Vom Erben nachgezahlte Kirchensteuer – und der Sonderausgabenabzug

Zahlungen auf offene Kirchensteuern des Erblassers durch den Erben sind bei diesem im Jahr der Zahlung als Sonderausgabe abziehbar.

Vom Erben nachgezahlte Kirchensteuer – und der Sonderausgabenabzug

Nach § 10 Abs. 1 Satz 1 EStG sind bestimmte im Einzelnen aufgeführte „Aufwendungen“ als Sonderausgaben abziehbar, wenn sie weder Betriebsausgaben noch Werbungskosten sind oder wie Betriebsausgaben oder Werbungskosten behandelt werden. Aus der Verwendung des Begriffs „Aufwendungen“ und aus dem Zweck des § 10 EStG, bestimmte die wirtschaftliche Leistungsfähigkeit des Steuerpflichtigen mindernde Privatausgaben vom Abzugsverbot des § 12 Nr. 1 EStG auszunehmen, folgt nach ständiger Rechtsprechung des BFH, dass nur solche Ausgaben als Sonderausgaben berücksichtigt werden dürfen, durch die der Steuerpflichtige tatsächlich und endgültig wirtschaftlich belastet ist1.

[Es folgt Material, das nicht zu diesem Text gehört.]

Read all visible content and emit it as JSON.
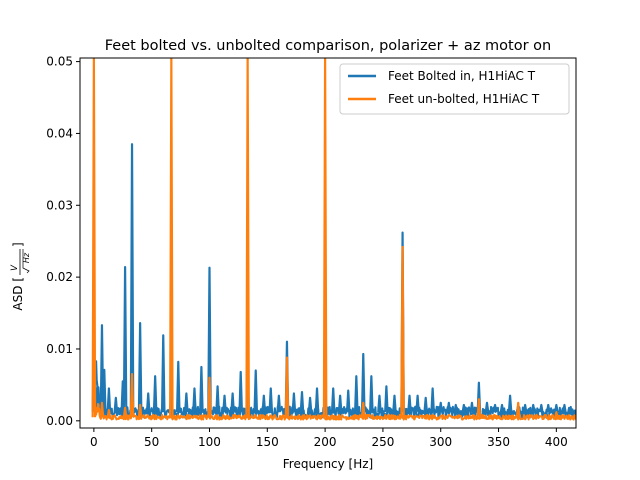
{
  "chart_data": {
    "type": "line",
    "title": "Feet bolted vs. unbolted comparison, polarizer + az motor on",
    "xlabel": "Frequency [Hz]",
    "ylabel": "ASD [V/√Hz]",
    "ylabel_parts": {
      "prefix": "ASD [",
      "num": "V",
      "den": "Hz",
      "suffix": "]"
    },
    "xlim": [
      -12,
      417
    ],
    "ylim": [
      -0.001,
      0.0505
    ],
    "xticks": [
      0,
      50,
      100,
      150,
      200,
      250,
      300,
      350,
      400
    ],
    "xtick_labels": [
      "0",
      "50",
      "100",
      "150",
      "200",
      "250",
      "300",
      "350",
      "400"
    ],
    "yticks": [
      0.0,
      0.01,
      0.02,
      0.03,
      0.04,
      0.05
    ],
    "ytick_labels": [
      "0.00",
      "0.01",
      "0.02",
      "0.03",
      "0.04",
      "0.05"
    ],
    "grid": false,
    "legend_position": "top-right",
    "series": [
      {
        "name": "Feet Bolted in, H1HiAC T",
        "color": "#1f77b4",
        "baseline": 0.0012,
        "peaks": [
          {
            "x": 0,
            "y": 0.013
          },
          {
            "x": 2,
            "y": 0.0045
          },
          {
            "x": 7,
            "y": 0.0133
          },
          {
            "x": 9,
            "y": 0.0071
          },
          {
            "x": 13,
            "y": 0.0045
          },
          {
            "x": 19,
            "y": 0.0032
          },
          {
            "x": 25,
            "y": 0.0055
          },
          {
            "x": 27,
            "y": 0.0214
          },
          {
            "x": 33,
            "y": 0.0385
          },
          {
            "x": 40,
            "y": 0.0136
          },
          {
            "x": 47,
            "y": 0.0038
          },
          {
            "x": 53,
            "y": 0.0062
          },
          {
            "x": 60,
            "y": 0.0119
          },
          {
            "x": 67,
            "y": 0.0055
          },
          {
            "x": 73,
            "y": 0.0082
          },
          {
            "x": 80,
            "y": 0.0038
          },
          {
            "x": 87,
            "y": 0.0045
          },
          {
            "x": 93,
            "y": 0.0075
          },
          {
            "x": 100,
            "y": 0.0213
          },
          {
            "x": 107,
            "y": 0.0048
          },
          {
            "x": 113,
            "y": 0.0035
          },
          {
            "x": 120,
            "y": 0.0038
          },
          {
            "x": 127,
            "y": 0.0068
          },
          {
            "x": 133,
            "y": 0.0082
          },
          {
            "x": 140,
            "y": 0.007
          },
          {
            "x": 147,
            "y": 0.0035
          },
          {
            "x": 153,
            "y": 0.0045
          },
          {
            "x": 160,
            "y": 0.0035
          },
          {
            "x": 167,
            "y": 0.011
          },
          {
            "x": 173,
            "y": 0.0038
          },
          {
            "x": 180,
            "y": 0.004
          },
          {
            "x": 187,
            "y": 0.0032
          },
          {
            "x": 193,
            "y": 0.0045
          },
          {
            "x": 200,
            "y": 0.0058
          },
          {
            "x": 207,
            "y": 0.0045
          },
          {
            "x": 213,
            "y": 0.0035
          },
          {
            "x": 220,
            "y": 0.0042
          },
          {
            "x": 227,
            "y": 0.0062
          },
          {
            "x": 233,
            "y": 0.0093
          },
          {
            "x": 240,
            "y": 0.0062
          },
          {
            "x": 247,
            "y": 0.0035
          },
          {
            "x": 253,
            "y": 0.0048
          },
          {
            "x": 260,
            "y": 0.0035
          },
          {
            "x": 267,
            "y": 0.0262
          },
          {
            "x": 273,
            "y": 0.0035
          },
          {
            "x": 280,
            "y": 0.0035
          },
          {
            "x": 287,
            "y": 0.0032
          },
          {
            "x": 293,
            "y": 0.0045
          },
          {
            "x": 300,
            "y": 0.0025
          },
          {
            "x": 307,
            "y": 0.0025
          },
          {
            "x": 313,
            "y": 0.0022
          },
          {
            "x": 320,
            "y": 0.0022
          },
          {
            "x": 327,
            "y": 0.0025
          },
          {
            "x": 333,
            "y": 0.0053
          },
          {
            "x": 340,
            "y": 0.0025
          },
          {
            "x": 347,
            "y": 0.0022
          },
          {
            "x": 353,
            "y": 0.0022
          },
          {
            "x": 360,
            "y": 0.0035
          },
          {
            "x": 367,
            "y": 0.0022
          },
          {
            "x": 373,
            "y": 0.0022
          },
          {
            "x": 380,
            "y": 0.0022
          },
          {
            "x": 387,
            "y": 0.0022
          },
          {
            "x": 393,
            "y": 0.0022
          },
          {
            "x": 400,
            "y": 0.0022
          },
          {
            "x": 407,
            "y": 0.0022
          }
        ]
      },
      {
        "name": "Feet un-bolted, H1HiAC T",
        "color": "#ff7f0e",
        "baseline": 0.0005,
        "peaks": [
          {
            "x": 0,
            "y": 0.0505
          },
          {
            "x": 7,
            "y": 0.0025
          },
          {
            "x": 13,
            "y": 0.0015
          },
          {
            "x": 27,
            "y": 0.0018
          },
          {
            "x": 33,
            "y": 0.0065
          },
          {
            "x": 40,
            "y": 0.0022
          },
          {
            "x": 67,
            "y": 0.0505
          },
          {
            "x": 100,
            "y": 0.006
          },
          {
            "x": 133,
            "y": 0.0505
          },
          {
            "x": 167,
            "y": 0.0088
          },
          {
            "x": 200,
            "y": 0.0505
          },
          {
            "x": 233,
            "y": 0.0025
          },
          {
            "x": 267,
            "y": 0.0242
          },
          {
            "x": 333,
            "y": 0.003
          },
          {
            "x": 367,
            "y": 0.0025
          },
          {
            "x": 400,
            "y": 0.0012
          }
        ]
      }
    ]
  }
}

Da im hier vom Bundesfinanzhof entschiedenen Streitfall die Berücksichtigung der von der Erbin gezahlten Kirchensteuer als Betriebsausgabe bzw. Werbungskosten nicht in Betracht kommt, ist sie nach dem eindeutigen Gesetzeswortlaut des § 10 Abs. 1 Nr. 4 EStG als Sonderausgabe abziehbar2.

Eine teleologische Reduktion des Gesetzeswortlauts ist angesichts der wirtschaftlichen Belastung der Erbin durch die Kirchensteuerzahlung nicht angemessen und kommt deshalb nicht in Betracht.

Nach § 1922 Abs. 1 BGB ging mit dem Tod des – V dessen Vermögen als Ganzes auf dessen Erben, die Erbin und ihre Geschwister, über. § 1967 Abs. 1 BGB bestimmt, dass die Erben, somit also auch die Erbin, für die Nachlassverbindlichkeiten haften. Als Erbin ist die Erbin damit mit dem Erbfall in die steuerschuldrechtliche Position des Erblassers eingetreten (§ 45 Abs. 1 AO) und sie wurde selbst Steuerschuldnerin hinsichtlich der von – V hinterlassenen Steuerrückstände. Da im Streitfall weder Nachlassverwaltung angeordnet noch das Nachlassinsolvenzverfahren eröffnet worden ist, der Erbin weder die Dürftigkeitseinrede (§ 1990 BGB) noch die Einrede der Überbeschwerung (§ 1992 BGB) zusteht, hatte sie für die Kirchensteuer als Nachlassverbindlichkeit unbeschränkt, also nicht nur mit dem Nachlass, sondern auch mit ihrem Eigenvermögen einzustehen.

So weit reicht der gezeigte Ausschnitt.